Finalist for the Dora Mavor Moore Award for Outstanding New Play
London, England, 1912–Cringeworthy is a tale of innocent people who are drawn into an unimaginable nightmare. Luigi and Angelina Tarantella, a young couple from Naples, owe Mr Cringeworthy an awful lot of money and cannot pay it. By pressing them into service to work off their debt, Cringeworthy reveals the depths of his perversions and the lengths he will go to satisfy them. The Tarantellas fall into a relentless cycle of crime and addiction as the bonds of marriage are replaced by a web of deceit. Greed, sex and corruption–it’s all in a day’s work.
News & Reviews
“A yarn of deliciously dark proportions, Cringeworthy is a roller coaster ride into the darkest of hearts.

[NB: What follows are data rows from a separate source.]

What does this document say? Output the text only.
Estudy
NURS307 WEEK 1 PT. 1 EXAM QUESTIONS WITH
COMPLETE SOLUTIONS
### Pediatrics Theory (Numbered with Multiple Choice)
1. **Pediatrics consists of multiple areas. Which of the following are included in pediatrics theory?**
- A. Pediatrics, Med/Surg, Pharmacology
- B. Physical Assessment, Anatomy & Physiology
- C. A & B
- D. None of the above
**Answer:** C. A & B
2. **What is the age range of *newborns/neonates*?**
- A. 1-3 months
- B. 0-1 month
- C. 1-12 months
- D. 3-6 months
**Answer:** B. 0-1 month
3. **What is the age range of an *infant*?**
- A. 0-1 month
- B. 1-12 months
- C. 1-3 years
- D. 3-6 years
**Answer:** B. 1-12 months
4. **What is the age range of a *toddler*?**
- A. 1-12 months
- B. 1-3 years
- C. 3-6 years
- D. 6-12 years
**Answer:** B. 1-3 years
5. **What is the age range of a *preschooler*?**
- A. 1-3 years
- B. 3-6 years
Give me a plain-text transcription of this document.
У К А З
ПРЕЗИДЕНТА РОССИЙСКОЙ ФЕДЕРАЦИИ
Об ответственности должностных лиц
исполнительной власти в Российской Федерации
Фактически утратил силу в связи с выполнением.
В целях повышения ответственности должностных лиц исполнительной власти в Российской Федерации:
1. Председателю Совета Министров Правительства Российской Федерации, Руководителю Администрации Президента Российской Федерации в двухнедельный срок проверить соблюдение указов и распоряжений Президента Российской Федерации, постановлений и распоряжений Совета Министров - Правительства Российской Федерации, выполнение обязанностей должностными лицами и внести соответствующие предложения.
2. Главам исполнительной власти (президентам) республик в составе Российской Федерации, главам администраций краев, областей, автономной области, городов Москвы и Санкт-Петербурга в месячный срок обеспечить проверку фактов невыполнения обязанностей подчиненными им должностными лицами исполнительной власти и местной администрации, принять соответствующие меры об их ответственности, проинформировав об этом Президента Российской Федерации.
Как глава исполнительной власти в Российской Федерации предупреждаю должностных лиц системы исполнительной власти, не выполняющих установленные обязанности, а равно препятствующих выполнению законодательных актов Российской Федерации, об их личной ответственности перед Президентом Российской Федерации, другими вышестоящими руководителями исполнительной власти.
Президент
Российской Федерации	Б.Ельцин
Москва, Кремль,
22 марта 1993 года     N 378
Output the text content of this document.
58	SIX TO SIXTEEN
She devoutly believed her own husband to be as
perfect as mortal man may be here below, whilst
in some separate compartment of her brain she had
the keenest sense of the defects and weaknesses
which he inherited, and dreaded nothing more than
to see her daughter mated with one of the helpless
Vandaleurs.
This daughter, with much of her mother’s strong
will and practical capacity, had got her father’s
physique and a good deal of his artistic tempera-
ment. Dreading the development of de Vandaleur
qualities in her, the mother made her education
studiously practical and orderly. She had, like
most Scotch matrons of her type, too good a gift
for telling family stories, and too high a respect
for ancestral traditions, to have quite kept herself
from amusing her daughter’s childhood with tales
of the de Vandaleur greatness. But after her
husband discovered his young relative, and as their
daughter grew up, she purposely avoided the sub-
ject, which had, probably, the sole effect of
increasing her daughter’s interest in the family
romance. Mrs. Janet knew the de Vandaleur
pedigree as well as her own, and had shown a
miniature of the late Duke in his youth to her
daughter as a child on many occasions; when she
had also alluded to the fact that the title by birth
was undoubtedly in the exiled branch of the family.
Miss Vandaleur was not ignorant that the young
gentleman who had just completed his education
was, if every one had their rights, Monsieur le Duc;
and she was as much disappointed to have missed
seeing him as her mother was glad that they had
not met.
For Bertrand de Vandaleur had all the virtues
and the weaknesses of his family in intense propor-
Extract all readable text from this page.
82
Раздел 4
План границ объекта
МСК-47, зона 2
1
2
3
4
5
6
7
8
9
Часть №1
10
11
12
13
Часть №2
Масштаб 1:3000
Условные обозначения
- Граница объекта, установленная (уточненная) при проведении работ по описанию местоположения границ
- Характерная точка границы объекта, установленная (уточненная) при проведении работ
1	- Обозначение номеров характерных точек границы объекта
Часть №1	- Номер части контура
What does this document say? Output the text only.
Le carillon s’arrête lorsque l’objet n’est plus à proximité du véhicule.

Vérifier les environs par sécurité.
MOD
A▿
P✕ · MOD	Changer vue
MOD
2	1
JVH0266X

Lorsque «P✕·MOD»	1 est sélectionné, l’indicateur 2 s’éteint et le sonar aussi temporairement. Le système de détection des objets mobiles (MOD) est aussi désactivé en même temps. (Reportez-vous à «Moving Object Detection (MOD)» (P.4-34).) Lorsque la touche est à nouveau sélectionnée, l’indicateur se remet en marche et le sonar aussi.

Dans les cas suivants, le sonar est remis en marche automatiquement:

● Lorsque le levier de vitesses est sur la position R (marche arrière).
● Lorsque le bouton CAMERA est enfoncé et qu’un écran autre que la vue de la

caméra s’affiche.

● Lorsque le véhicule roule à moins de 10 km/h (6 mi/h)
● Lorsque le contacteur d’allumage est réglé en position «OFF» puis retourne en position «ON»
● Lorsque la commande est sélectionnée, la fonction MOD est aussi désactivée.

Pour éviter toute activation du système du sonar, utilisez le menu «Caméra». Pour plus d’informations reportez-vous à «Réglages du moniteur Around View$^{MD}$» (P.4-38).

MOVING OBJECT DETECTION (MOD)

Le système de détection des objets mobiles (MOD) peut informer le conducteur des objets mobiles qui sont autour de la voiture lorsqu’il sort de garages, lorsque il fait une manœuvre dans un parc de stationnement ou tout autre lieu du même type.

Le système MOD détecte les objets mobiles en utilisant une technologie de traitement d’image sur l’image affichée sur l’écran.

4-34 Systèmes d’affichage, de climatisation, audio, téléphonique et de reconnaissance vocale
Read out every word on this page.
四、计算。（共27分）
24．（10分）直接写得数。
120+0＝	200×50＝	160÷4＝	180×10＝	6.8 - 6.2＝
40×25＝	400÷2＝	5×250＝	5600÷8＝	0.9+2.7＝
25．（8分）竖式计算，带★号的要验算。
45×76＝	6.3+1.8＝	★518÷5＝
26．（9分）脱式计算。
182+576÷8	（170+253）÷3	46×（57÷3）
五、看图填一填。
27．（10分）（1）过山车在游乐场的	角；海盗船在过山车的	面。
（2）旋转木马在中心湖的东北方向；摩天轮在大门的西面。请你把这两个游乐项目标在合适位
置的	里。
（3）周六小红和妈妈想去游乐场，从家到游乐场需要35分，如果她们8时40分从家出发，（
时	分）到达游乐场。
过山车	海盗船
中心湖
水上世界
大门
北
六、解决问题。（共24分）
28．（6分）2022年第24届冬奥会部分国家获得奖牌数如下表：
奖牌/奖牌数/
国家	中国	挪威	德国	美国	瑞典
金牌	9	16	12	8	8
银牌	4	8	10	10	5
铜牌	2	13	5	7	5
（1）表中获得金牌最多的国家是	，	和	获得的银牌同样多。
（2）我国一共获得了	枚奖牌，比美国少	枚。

Brilliant… The best three-hander to hit a stage since The Drawer Boy.” —Winnipeg Free Press
“Has the power to send a cold shiver up your spine… seductive and satisfying..” —Toronto Star
About the Author
Alex Poch-Goldin is an acclaimed playwright and actor whose work has been produced internationally. His plays include Anybody and Nobody, Jim and Shorty, The Bad Luck Bank Robbers, Cringeworthy, Internazionale, The Life of Jude, The Right Road to Pontypool, This Hotel, Yahrzeit, and This Way for the Gas, Ladies and Gentlemen, adapted from the work of Tadeusz Borowski. Cringeworthy and This Hotel were both nominated for the Dora Mavor Moore Award for Outstanding New Play, and the French version of This Hotel (L’Hotel) won the 2005 CBC/Le Droit prize for best production in Ottawa. His play Yahrzeit won the Toronto Jewish Playwriting Award and will receive its world premiere in Germany prior to touring Europe. Alex was commissioned by CBC Radio to write The Death of Simon Pinchuk, which was recorded and broadcast nationally. He has also developed an orginal television series, Rosedale, in addition to adapting his play Jim and Shorty for broadcast on Bravo Television. Alex lives in Winnipeg.